Cold temperatures make engines harder to start because the engine oil is thicker, requiring more effort from the electric starter motor. Cold weather also saps battery power. Interstate says a car battery loses 33 percent of its power when the temperature drops below freezing and more than 50 percent when it goes below zero, so just when you need more power, you have less to start your car.

"That's why preventive maintenance is a good idea," Kimbrough said.

By Rick Popely | February 18, 2014 | Comments (7)

Comments 

Davin Petereson

Auto Batteries have a thing called "cold cracking amps". In freezing weather it needs more amp power to start. If the battery doesn't have enough power, then it can't start the car. This is why freezing weather can kill a battery.

M3

Two things to help battery life:
Keep the terminals and the top of the battery clean from corrosion and acid leakage. Use baking soda in water to dissolve it away, then rinse with clean water.
If the caps are removable make sure the fluid level in each cell covers the plates. Add distilled water if needed.

Aj

Also, a frozen battery exposed to a spark goes KABOOOM!!!! You'll never forget the sound.

Juls K.

Don't know about the battery, but our engine block froze at wind chill -75 degrees F. in West Lafayette, Ind in Feb. 1985.
Did that mean the battery did, too?

Hi the most heavy duty batteries that you can get are made in Russia.As said in an earlier comment it is the cold cranking amps that is crucial. the higher the better in a cold climate. also the old screw top batteries allowed the acid to be watered down and so the battery could freeze, i have seen this many times even here in the UK. thanks eric roberts www.batteriesontheweb.co.uk

danwat1234

I replace my car battery for free every 2.9 years at Costco, since they have a non-prorated 3 year warranty (and prorated to 100 months) and the warranty resets each time you get a new battery;)

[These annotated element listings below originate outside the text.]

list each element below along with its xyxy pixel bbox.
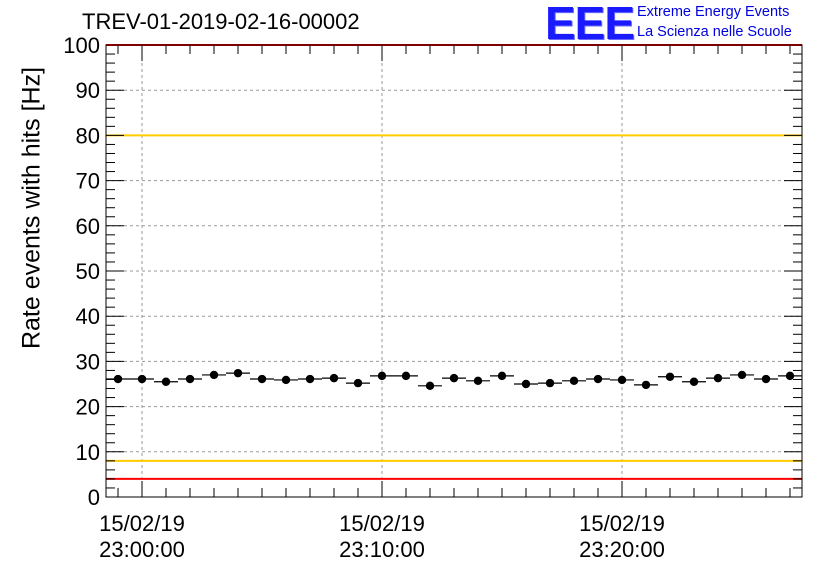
data-point — [329, 373, 339, 383]
data-point — [521, 379, 531, 389]
x-tick-label-date: 15/02/19 — [339, 511, 425, 536]
data-point — [617, 375, 627, 385]
y-tick-label: 0 — [88, 485, 100, 510]
data-point — [593, 374, 603, 384]
data-point — [473, 376, 483, 386]
data-point — [113, 374, 123, 384]
x-tick-label-time: 23:10:00 — [339, 537, 425, 562]
data-point — [137, 374, 147, 384]
data-point — [737, 370, 747, 380]
chart-title: TREV-01-2019-02-16-00002 — [82, 9, 360, 34]
data-point — [545, 378, 555, 388]
data-point — [161, 377, 171, 386]
data-point — [305, 374, 315, 384]
x-tick-label-date: 15/02/19 — [99, 511, 185, 536]
y-tick-label: 20 — [76, 395, 100, 420]
x-tick-label-date: 15/02/19 — [579, 511, 665, 536]
y-axis-label: Rate events with hits [Hz] — [17, 66, 46, 350]
logo-line-2: La Scienza nelle Scuole — [637, 24, 792, 40]
data-point — [449, 373, 459, 383]
data-point — [401, 371, 411, 381]
data-point — [761, 374, 771, 384]
data-point — [257, 374, 267, 384]
data-point — [641, 380, 651, 390]
x-tick-label-time: 23:20:00 — [579, 537, 665, 562]
data-point — [665, 372, 675, 381]
y-tick-label: 30 — [76, 349, 100, 374]
data-point — [689, 377, 699, 386]
y-tick-label: 100 — [63, 33, 100, 58]
data-point — [785, 371, 795, 381]
y-tick-label: 60 — [76, 214, 100, 239]
y-tick-label: 70 — [76, 169, 100, 194]
x-tick-label-time: 23:00:00 — [99, 537, 185, 562]
data-point — [209, 370, 219, 380]
data-point — [281, 375, 291, 385]
eee-logo: EEE Extreme Energy Events La Scienza nel… — [545, 0, 835, 49]
eee-logo-mark: EEE — [545, 0, 635, 49]
y-tick-label: 90 — [76, 78, 100, 103]
y-tick-label: 40 — [76, 304, 100, 329]
data-point — [185, 374, 195, 384]
logo-line-1: Extreme Energy Events — [637, 4, 790, 20]
y-tick-label: 50 — [76, 259, 100, 284]
data-point — [497, 371, 507, 381]
data-point — [425, 381, 435, 391]
data-point — [377, 371, 387, 381]
y-tick-label: 80 — [76, 123, 100, 148]
data-point — [233, 368, 243, 378]
y-tick-label: 10 — [76, 440, 100, 465]
data-point — [353, 378, 363, 388]
data-point — [713, 373, 723, 383]
data-point — [569, 376, 579, 386]
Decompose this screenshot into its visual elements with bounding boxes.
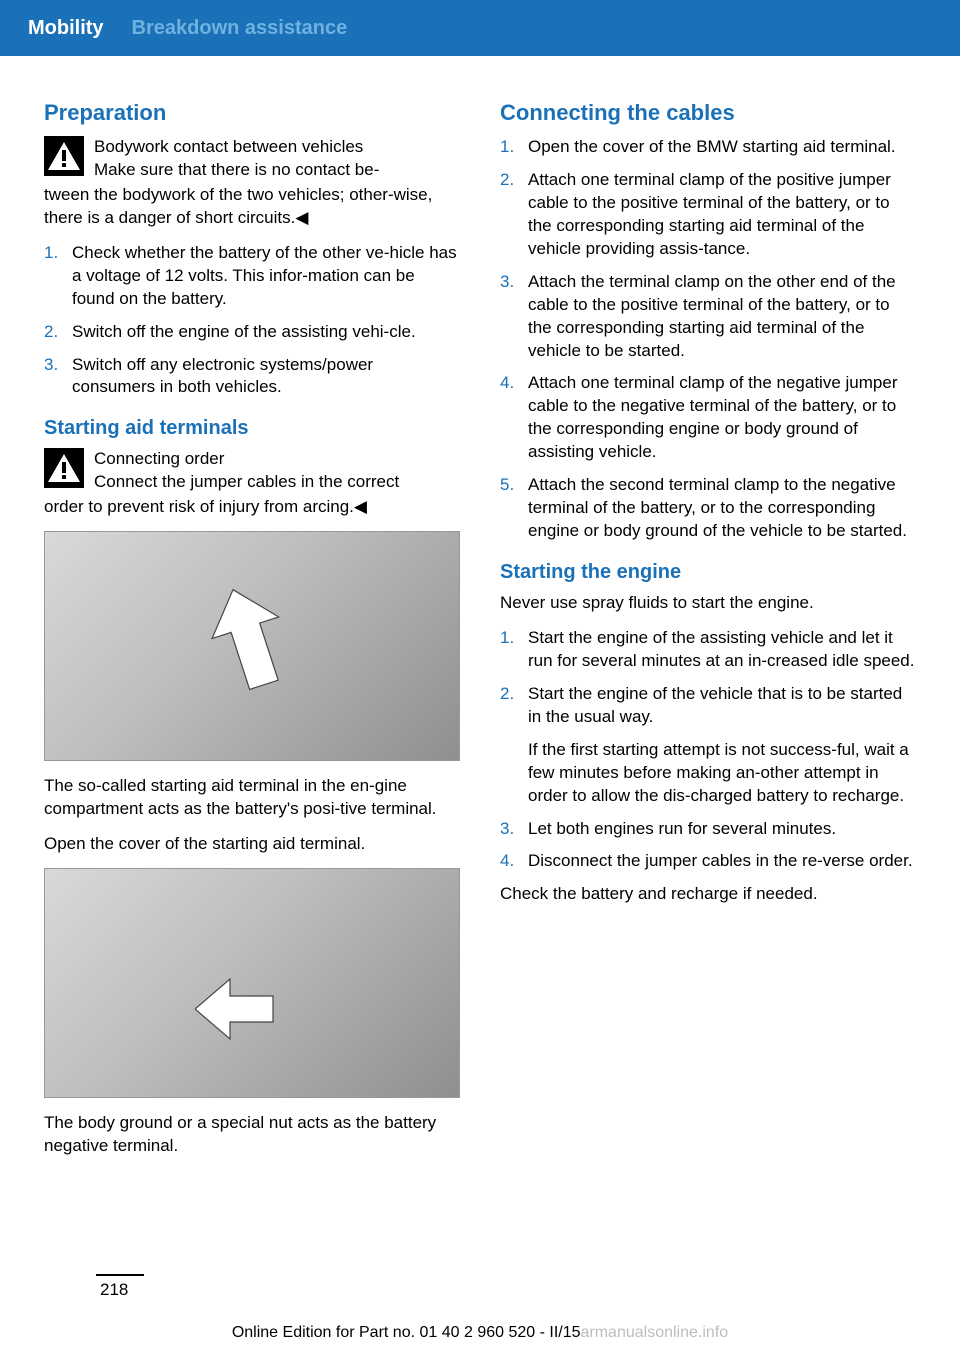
warn-line1: Connecting order	[94, 448, 399, 471]
list-text: Attach one terminal clamp of the positiv…	[528, 169, 916, 261]
list-item: 2.Switch off the engine of the assisting…	[44, 321, 460, 344]
heading-starting-engine: Starting the engine	[500, 561, 916, 584]
list-text-note: If the first starting attempt is not suc…	[528, 739, 916, 808]
list-text: Attach the second terminal clamp to the …	[528, 474, 916, 543]
list-number: 5.	[500, 474, 528, 543]
list-text: Start the engine of the vehicle that is …	[528, 683, 916, 808]
list-item: 1.Open the cover of the BMW starting aid…	[500, 136, 916, 159]
list-number: 2.	[500, 169, 528, 261]
list-item: 4.Disconnect the jumper cables in the re…	[500, 850, 916, 873]
list-text: Switch off the engine of the assisting v…	[72, 321, 460, 344]
heading-preparation: Preparation	[44, 100, 460, 126]
paragraph: Open the cover of the starting aid termi…	[44, 833, 460, 856]
list-number: 1.	[500, 627, 528, 673]
warn-line2: Make sure that there is no contact be‐	[94, 159, 379, 182]
warning-icon	[44, 136, 84, 176]
list-text: Start the engine of the assisting vehicl…	[528, 627, 916, 673]
content-columns: Preparation Bodywork contact between veh…	[0, 56, 960, 1170]
list-text: Switch off any electronic systems/power …	[72, 354, 460, 400]
footer: Online Edition for Part no. 01 40 2 960 …	[0, 1324, 960, 1342]
warn-follow: tween the bodywork of the two vehicles; …	[44, 184, 460, 230]
warn-line2: Connect the jumper cables in the correct	[94, 471, 399, 494]
arrow-icon	[205, 587, 295, 697]
list-item: 4.Attach one terminal clamp of the negat…	[500, 372, 916, 464]
heading-starting-aid-terminals: Starting aid terminals	[44, 417, 460, 440]
list-number: 3.	[44, 354, 72, 400]
list-number: 2.	[44, 321, 72, 344]
list-number: 3.	[500, 818, 528, 841]
heading-connecting-cables: Connecting the cables	[500, 100, 916, 126]
list-item: 3.Switch off any electronic systems/powe…	[44, 354, 460, 400]
list-item: 1.Check whether the battery of the other…	[44, 242, 460, 311]
figure-starting-aid-terminal	[44, 531, 460, 761]
connecting-steps: 1.Open the cover of the BMW starting aid…	[500, 136, 916, 543]
list-number: 4.	[500, 372, 528, 464]
warning-icon	[44, 448, 84, 488]
list-text: Check whether the battery of the other v…	[72, 242, 460, 311]
list-item: 2.Attach one terminal clamp of the posit…	[500, 169, 916, 261]
paragraph: Check the battery and recharge if needed…	[500, 883, 916, 906]
list-number: 3.	[500, 271, 528, 363]
arrow-icon	[195, 974, 275, 1044]
left-column: Preparation Bodywork contact between veh…	[44, 96, 460, 1170]
right-column: Connecting the cables 1.Open the cover o…	[500, 96, 916, 1170]
warning-block: Bodywork contact between vehicles Make s…	[44, 136, 460, 182]
warning-block: Connecting order Connect the jumper cabl…	[44, 448, 460, 494]
warn-line1: Bodywork contact between vehicles	[94, 136, 379, 159]
list-item: 5.Attach the second terminal clamp to th…	[500, 474, 916, 543]
warn-follow: order to prevent risk of injury from arc…	[44, 496, 460, 519]
preparation-steps: 1.Check whether the battery of the other…	[44, 242, 460, 400]
list-number: 2.	[500, 683, 528, 808]
list-item: 3.Attach the terminal clamp on the other…	[500, 271, 916, 363]
header-chapter: Mobility	[28, 17, 104, 40]
starting-steps: 1.Start the engine of the assisting vehi…	[500, 627, 916, 873]
footer-watermark: armanualsonline.info	[581, 1324, 729, 1341]
list-text: Disconnect the jumper cables in the re‐v…	[528, 850, 916, 873]
list-text: Let both engines run for several minutes…	[528, 818, 916, 841]
paragraph: The so-called starting aid terminal in t…	[44, 775, 460, 821]
paragraph: The body ground or a special nut acts as…	[44, 1112, 460, 1158]
list-number: 1.	[44, 242, 72, 311]
warning-text: Connecting order Connect the jumper cabl…	[94, 448, 399, 494]
list-text-main: Start the engine of the vehicle that is …	[528, 684, 902, 726]
list-item: 2. Start the engine of the vehicle that …	[500, 683, 916, 808]
page-number-rule	[96, 1274, 144, 1276]
list-text: Attach one terminal clamp of the negativ…	[528, 372, 916, 464]
warning-text: Bodywork contact between vehicles Make s…	[94, 136, 379, 182]
page: Mobility Breakdown assistance Preparatio…	[0, 0, 960, 1362]
figure-body-ground	[44, 868, 460, 1098]
list-text: Attach the terminal clamp on the other e…	[528, 271, 916, 363]
list-item: 3.Let both engines run for several minut…	[500, 818, 916, 841]
list-number: 4.	[500, 850, 528, 873]
header-bar: Mobility Breakdown assistance	[0, 0, 960, 56]
list-number: 1.	[500, 136, 528, 159]
header-section: Breakdown assistance	[132, 17, 348, 40]
paragraph: Never use spray fluids to start the engi…	[500, 592, 916, 615]
footer-line: Online Edition for Part no. 01 40 2 960 …	[232, 1324, 728, 1342]
footer-edition: Online Edition for Part no. 01 40 2 960 …	[232, 1324, 581, 1341]
list-text: Open the cover of the BMW starting aid t…	[528, 136, 916, 159]
list-item: 1.Start the engine of the assisting vehi…	[500, 627, 916, 673]
page-number: 218	[100, 1280, 128, 1300]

Makes for a very reliable and strong battery all the time. I also charge it up for about 15 hours at 14.5-15V a few times during the winter to help melt any sulphation buildup.

Usually car battery don't freezes if you are riding your vehicle regularly and the battery is getting charged properly. I got a battery freeze when I was not regularly driving my car during winters. My motor mechanic advised me to buy a battery warmer which is a blanket kind of thing wrapped around my car battery.